Het einde van de grondwet?

De Duitse grondwetspecialist Dietrich Murswiek slaat alarm over het verdrag van Lissabon (waarover het Duits Grondwettelijk Hof zich nog moet uitspreken). Hier volgt de vertaling van Murswieks vrije tribune in de Süddeutsche Zeitung van 17 april 2009.

Ik ben bewust zo weinig mogelijk van de brontekst afgeweken. De vertaling doet hier en daar dan ook wat houterig aan. Af en toe staat tussen haakjes de door Murswiek gebruikte Duitse term. Een zeker gebrek aan precisie is al in het origineel aanwezig.

bron: Süddeutsche Zeitung, 17 april 2009

Het einde van de grondwet

60 jaar Bondsrepubliek : de Duitse grondwet in het laatste jaar van zijn bestaan - de schuldige is het EU-verdrag van Lissabon

door Dietrich Murswiek

Een jaar geleden keurden de verkozenen in het Duitse parlement (de Bundestag) het verdrag van Lissabon goed, maar de draagwijdte van hun beslissing konden ze toen helemaal niet zien. Over één gevolg van het verdrag, een gevolg van welhaast revolutionaire draagwijdte, had de Duitse regering ze niet op de hoogte gebracht. Vermoedelijk is de regering zelf niet opgevallen wat de grondwettelijke gevolgen van het verdrag van Lissabon zijn: het EU-verdrag wordt de Europese opperste grondwet en het Europees Hof van Justitie wordt het hoogste grondwettelijk gerechtshof voor alle EU-landen. Ook ontneemt het verdrag het Duitse Grondwettelijk Hof (Bundesverfassungsgericht) de bevoegdheid om definitieve uitspraken te doen over kwesties betreffende het Duitse grondwettelijk recht. Deze gevolgen van het Lissabon-verdrag vloeien voort uit het feit dat het verdrag de huidige structuur van de EU opheft.

Ook nu al gaat EU-recht gedeeltelijk vóór lidstaatrecht, ook nu al plaatst het Europees Hof van Justitie zich bij conflicten boven de nationale rechtbanken. Echter, dit geldt bijna uitsluitend voor economische aangelegenheden. Met het verdrag van Lissabon verandert dit : de tot nu uitsluitend daarvoor (1) geldende basisprincipes van de Europese integratie worden nu grotendeels voor de hele EU verplicht gemaakt. Tegelijk wordt de competentie van het Europees Hof van Justitie op weinige uitzonderingen na uitgebreid tot alle rechtsgebieden waarvoor het Hof nog niet competent was. Het gevolg is dat het EU-verdrag in de toekomst nationale grondwettelijke kwesties regelt die tot vandaag tot de streng bewaakte kern van de nationale souvereiniteit behoorden.

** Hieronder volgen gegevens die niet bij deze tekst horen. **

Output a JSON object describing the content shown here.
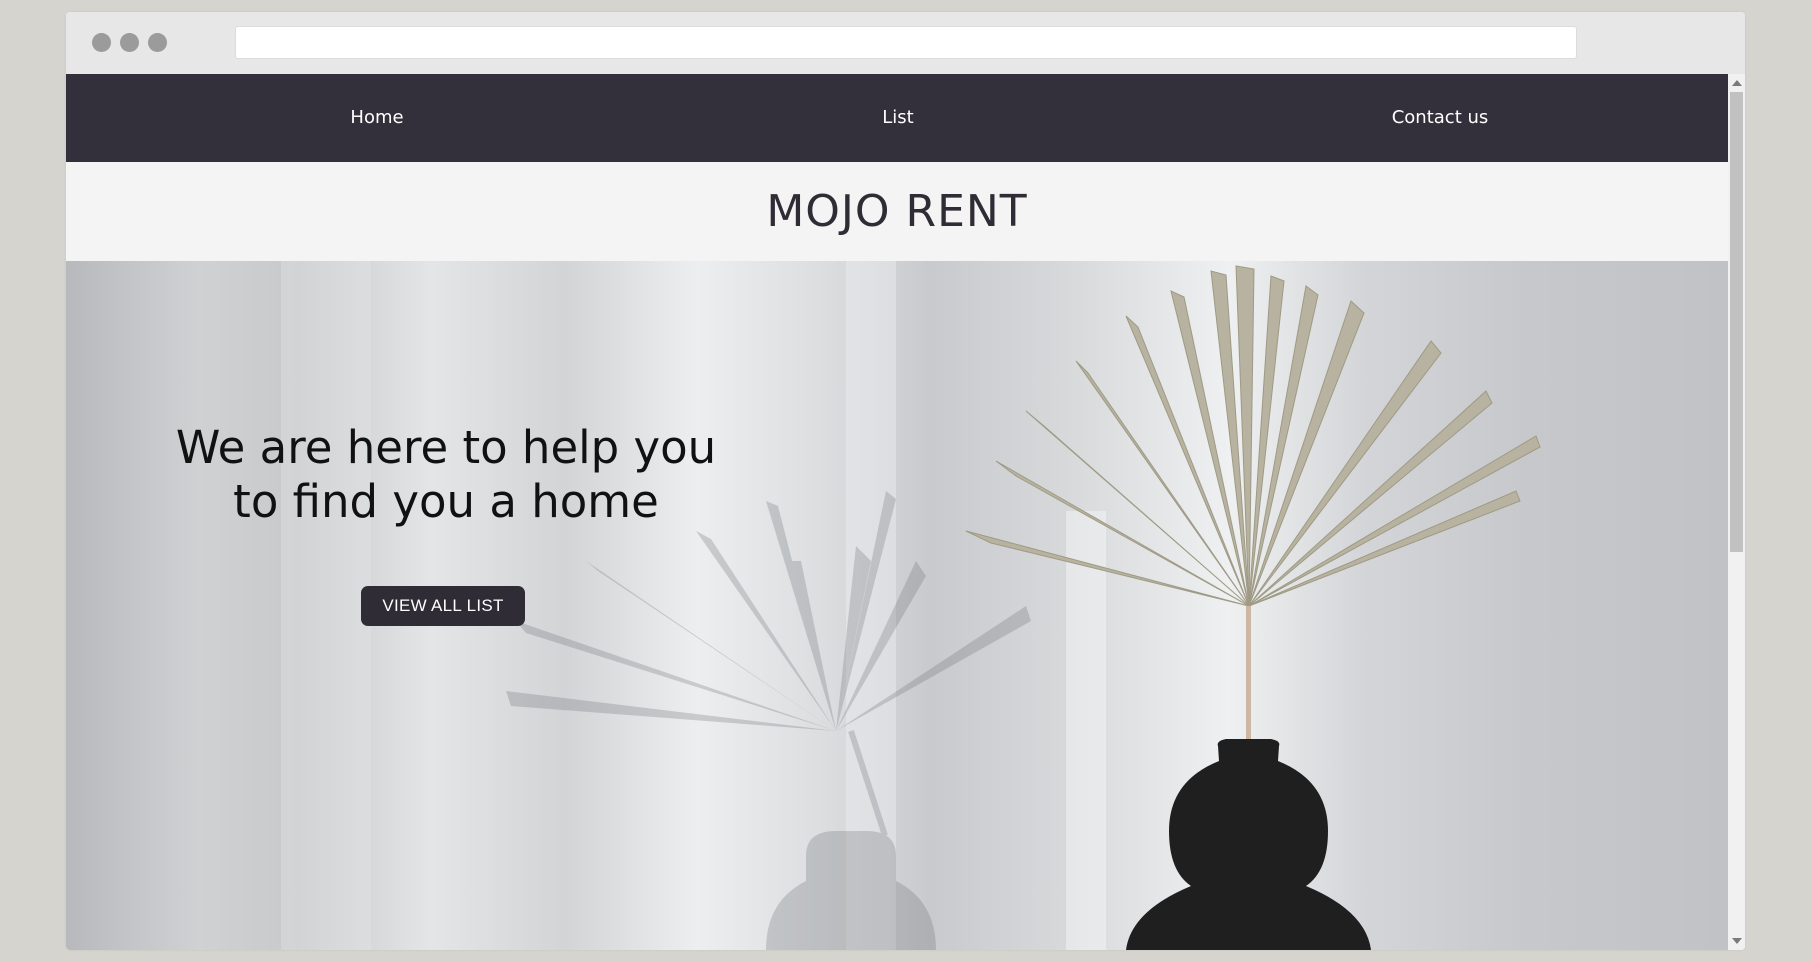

Het EU-verdrag standaardiseert bepaalde basiswaarden (Dt. Grundwerte), die nu voor de EU en voor de lidstaten in gelijke mate bindend karakter hebben. Dat is niet nieuw: het verdrag van Amsterdam nam al in 1997 een dergelijke clausule in het EU-verdrag op. Maar tot vandaag is de verplichting om de basiswaarden na te leven veeleer een politieke verplichting en kan het Europees Hof niet over de naleving van deze waarden oordelen. Deze verplichting is vooral belangrijk als criterium bij de opname van nieuwe lidstaten. Bovendien bestaat er een sanctieprocedure, die enkel bij zware en langdurige schendingen van de basiswaarden toegepast wordt, bijvoorbeeld wanneer een staat zich na een militaire staatsgreep van de basiswaarde democratie afkeert. Overeenkomstig het verdrag van Lissabon beschrijven de basiswaarden niet langer de volkenrechtelijke verplichtingen tussen de lidstaten en de EU, maar worden ze in de lidstaten direct toepasbaar. Dit betekent dat in de toekomst elk vredegerecht een Duitse wet zonder gevolg kan en moet laten, wanneer het van mening is dat deze wet met een van de EU-basiswaarden onverenigbaar is. Echter, volgens de (Duitse) grondwet heeft het Grondwettelijk Hof het beslissingsmonopolie om te oordelen of een wet in strijd is met de grondwet. Aangezien nu het EU-verdrag met de daarin opgenomen basiswaarden een Europese opperste grondwet (Dt. Oberverfassung) wordt, komt een einde aan dit beslissingsmonopolie. En terwijl tot vandaag alleen langdurige en zware inbreuken op een basiswaarde bestraft konden worden (en uitsluitend politiek bestraft konden worden), kan in de toekomst bij elke individuele inbreuk een lidstaat voor het Europees Hof van Justitie aangeklaagd worden.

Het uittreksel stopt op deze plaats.